Купец с наслаждением стащил с плеч меховой плащ и уже во вторую очередь подтолкнул последовавшие за ним озябшие фигурки к ближайшей каменке и сорвал с них верхнюю одежду – что-то в его движении было от жеста фокусника, желающего потешить зрителей необычным зрелищем. Но ничего по-настоящему необычного под широкими полотнищами накидок не обнаружилось – всего лишь две женщины. Одна высокая, крепенькая, крупногрудая и светловолосая, типичная северянка, а вторая маленькая, тоненькая, как былинка, очень гибкая, длиннокосая, её волосы в темноте казались рыже-чёрными, а на свету – русо-золотыми. Именно она, похоже, замёрзла более всех, кроме того, была мертвенно бледна, словно после недавней потери крови, даже не дрожала, как первая, просто молча стояла и смотрела в никуда огромными глазами со странным, непривычным разрезом. Купцу пришлось лишний раз толкнуть её в спину, чтоб она поняла и протянула к огню маленькие белые детские руки.

Сорглан опустился в массивное кресло, поставленное напротив сидения хозяйки, жестом предложил гостю занять место на ближайшей скамье. Жена лорда – почтенная, дородная, хоть и невысокая, ещё довольно красивая женщина, многозначительно кивнула одной из служанок на торговца, замёрзших девушек и двоих спутников купца, которые последовали за ним с тюками. Служанка послушно поднялась, убежала и через некоторое время вернулась с подносом, где стояли миски, полные тёплой кашей с салом, раздала их и исчезла вновь – наверное, позаботиться об остальных гостях.

– Поздорову ли, почтенный торговец? – вежливо осведомился Сорглан. – Хороша ли торговля, хорош ли путь?

– Благодарение Богам, – степенно ответил купец. – Меня зовут Агильс, я направляюсь из Бивары в Минухольм, хозяину которого обещал кое-какие товары и вот ту рабыню, светленькую. Невольница хорошего рода, и потому с ней много проблем. Кроме того, я везу много товаров для Адильхеймского рынка. В основном это красивые вещицы, которые наверняка заинтересуют вашу благородную супругу. Позвольте развернуть?

– Да, – Сорглан обернулся к жене. – Алклета, милая, подойди сюда, чтоб гостю было удобно.

– Благодарю, – заулыбался Агильс и начал развязывать тюки. Оттуда сначала были извлечены драгоценные украшения – мужские и женские, ожерелья, бармы, браслеты, кольца, гривны, несколько диадем, подвески, серьги, колты, пояса и бляшки с дырочками, чтоб пришивать на одежду. Затем появились мотки кружев, тесьмы, множество мелочей вроде шпилек или иголок и, наконец, главные сокровища – ткани. Не простые гладкие или даже браные плотные материи, которые здесь ткали в каждом доме, а драгоценные – шелка, бархат, отрезы парчи, да такой, какой тут прежде и не видывали, ткани, которым женщины Свёерхольма и названия-то не знали. Они искрились, красиво переливались на свету, были приятны наощупь, и леди Алклета, прижав одну такую ткань к груди, растерянно оглянулась на мужа. Этот взгляд удивительно омолодил её, она стала похожа на юную новобрачную, ещё толком не знающую, можно ли просить у супруга столь дорогой подарок, или лучше не стоит. Сорглан ответил ей сдержанной, глубоко ласковой улыбкой.

– Скажи, почтенный, откуда все эти ткани? Таких сюда прежде не привозили.

– Теперь будут часто привозить, – признался Агильс. – Потому я даже недорого возьму. Благородный лорд, верно, слышал о Терре.

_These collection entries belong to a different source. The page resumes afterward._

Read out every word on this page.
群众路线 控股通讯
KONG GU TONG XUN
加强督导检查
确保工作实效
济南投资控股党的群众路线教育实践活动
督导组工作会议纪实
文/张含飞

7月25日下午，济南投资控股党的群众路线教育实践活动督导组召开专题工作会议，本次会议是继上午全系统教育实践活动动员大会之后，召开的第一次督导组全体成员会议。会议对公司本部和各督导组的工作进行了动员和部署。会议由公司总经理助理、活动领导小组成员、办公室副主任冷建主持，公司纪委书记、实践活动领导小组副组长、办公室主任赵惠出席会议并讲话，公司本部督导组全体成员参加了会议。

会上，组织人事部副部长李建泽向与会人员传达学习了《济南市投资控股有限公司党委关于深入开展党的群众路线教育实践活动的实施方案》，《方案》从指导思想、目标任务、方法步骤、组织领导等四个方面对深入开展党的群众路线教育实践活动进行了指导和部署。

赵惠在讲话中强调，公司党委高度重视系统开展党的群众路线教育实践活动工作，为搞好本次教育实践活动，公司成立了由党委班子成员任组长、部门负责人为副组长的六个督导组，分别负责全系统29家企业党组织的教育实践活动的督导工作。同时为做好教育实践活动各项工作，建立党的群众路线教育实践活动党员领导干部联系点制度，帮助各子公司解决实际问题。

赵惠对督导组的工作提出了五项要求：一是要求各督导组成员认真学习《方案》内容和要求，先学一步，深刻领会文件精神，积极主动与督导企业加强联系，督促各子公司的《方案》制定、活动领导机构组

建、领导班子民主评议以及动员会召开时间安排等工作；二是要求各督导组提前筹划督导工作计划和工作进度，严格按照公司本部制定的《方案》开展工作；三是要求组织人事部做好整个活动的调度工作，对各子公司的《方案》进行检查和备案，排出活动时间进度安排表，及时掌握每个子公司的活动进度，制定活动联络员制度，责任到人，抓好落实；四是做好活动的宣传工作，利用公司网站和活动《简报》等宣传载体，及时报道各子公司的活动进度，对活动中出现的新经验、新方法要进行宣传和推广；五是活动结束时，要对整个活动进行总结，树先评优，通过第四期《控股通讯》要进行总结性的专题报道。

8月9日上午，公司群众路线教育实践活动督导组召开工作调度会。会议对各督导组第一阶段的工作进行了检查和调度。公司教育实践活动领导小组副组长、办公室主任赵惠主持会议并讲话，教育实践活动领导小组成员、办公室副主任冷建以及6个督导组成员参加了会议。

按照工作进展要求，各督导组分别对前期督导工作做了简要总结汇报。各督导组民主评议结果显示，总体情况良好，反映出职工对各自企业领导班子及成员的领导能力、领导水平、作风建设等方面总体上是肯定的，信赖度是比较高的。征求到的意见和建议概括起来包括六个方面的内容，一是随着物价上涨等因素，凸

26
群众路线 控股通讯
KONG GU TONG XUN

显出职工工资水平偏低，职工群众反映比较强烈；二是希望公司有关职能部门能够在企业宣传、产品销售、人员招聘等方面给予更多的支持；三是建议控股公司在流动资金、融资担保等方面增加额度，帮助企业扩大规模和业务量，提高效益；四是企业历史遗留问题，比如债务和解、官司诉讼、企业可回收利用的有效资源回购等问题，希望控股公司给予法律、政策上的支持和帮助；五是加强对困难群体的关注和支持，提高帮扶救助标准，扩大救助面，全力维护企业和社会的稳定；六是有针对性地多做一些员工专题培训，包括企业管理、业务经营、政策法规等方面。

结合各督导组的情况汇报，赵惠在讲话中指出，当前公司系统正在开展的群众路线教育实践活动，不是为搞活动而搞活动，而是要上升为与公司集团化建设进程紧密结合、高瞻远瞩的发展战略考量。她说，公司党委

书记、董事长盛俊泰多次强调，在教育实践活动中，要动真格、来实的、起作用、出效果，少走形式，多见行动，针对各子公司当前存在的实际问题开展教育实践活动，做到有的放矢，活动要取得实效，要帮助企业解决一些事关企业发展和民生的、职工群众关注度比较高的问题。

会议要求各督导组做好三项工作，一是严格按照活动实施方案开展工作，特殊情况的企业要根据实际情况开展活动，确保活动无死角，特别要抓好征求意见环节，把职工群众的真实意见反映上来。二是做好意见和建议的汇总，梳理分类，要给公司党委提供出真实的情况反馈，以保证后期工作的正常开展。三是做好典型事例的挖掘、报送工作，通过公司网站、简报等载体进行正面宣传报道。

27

– Да, конечно. Это мир, в который наши ведуны недавно открыли пути?

– Да. Этот мир практически погиб в каких-то внутренних междоусобицах и войнах, которые, говорят, там длятся уже больше столетия. В мире никакой власти, почти никто не способен сопротивляться, и хотя дела там обстоят не лучшим образом, там есть чем поживиться. Терра поставляет нам замечательные ткани, украшения, удобную утварь и рабынь. Например, таких, – и указал на маленькую, гибкую невольницу, замершую у огня – она уже съела кашу и молча смотрела в пламя. Следуя любопытными взглядами за жестом Агильса, все невольно посмотрели в её сторону.

Маленькая, статная, болезненно-худая, она производила впечатление нескладного ребёнка, девчонки лет тринадцати-четырнадцати. У неё были маленькие ручки с тоненькими пальцами кружевницы и вообще рукодельницы, тонкая талия, которую наверняка можно было обхватить двумя ладонями, и странные глаза цвета тёмного неба. Она, несомненно, не могла считаться выдающейся красавицей, да и вообще красавицей, наверное, вряд ли, но, приглядевшись к ней, даже Сорглан, который ни разу, с самого дня свадьбы, и не подумал изменить жене, ощутил, как что-то внутри у него сжалось и потянулось к ней. Возможно, здесь сыграла роль её чужеродность, но, скорее всего, и природный шарм, свойственный, как слышал северянин, большинству террианских женщин.

– Куда ты её везешь? – поинтересовался Сорглан.

– В Адильхейм. Там будет большой открытый торг. Эта девчонка дороже других пленниц, потому что помимо смазливой внешности она прекрасно образована, в точности по-терриански, и владеет несколькими ремеслами. Красиво шьёт, вышивает, вяжет кружева, шьёт бисером по ткани и плетёт из него, воспитана, хорошо поёт, танцует. Не только бойко грамотна, но и умеет составлять документы, письма, писать с чужих слов довольно быстро… – купец перевел дух. – Ценная рабыня, полезная.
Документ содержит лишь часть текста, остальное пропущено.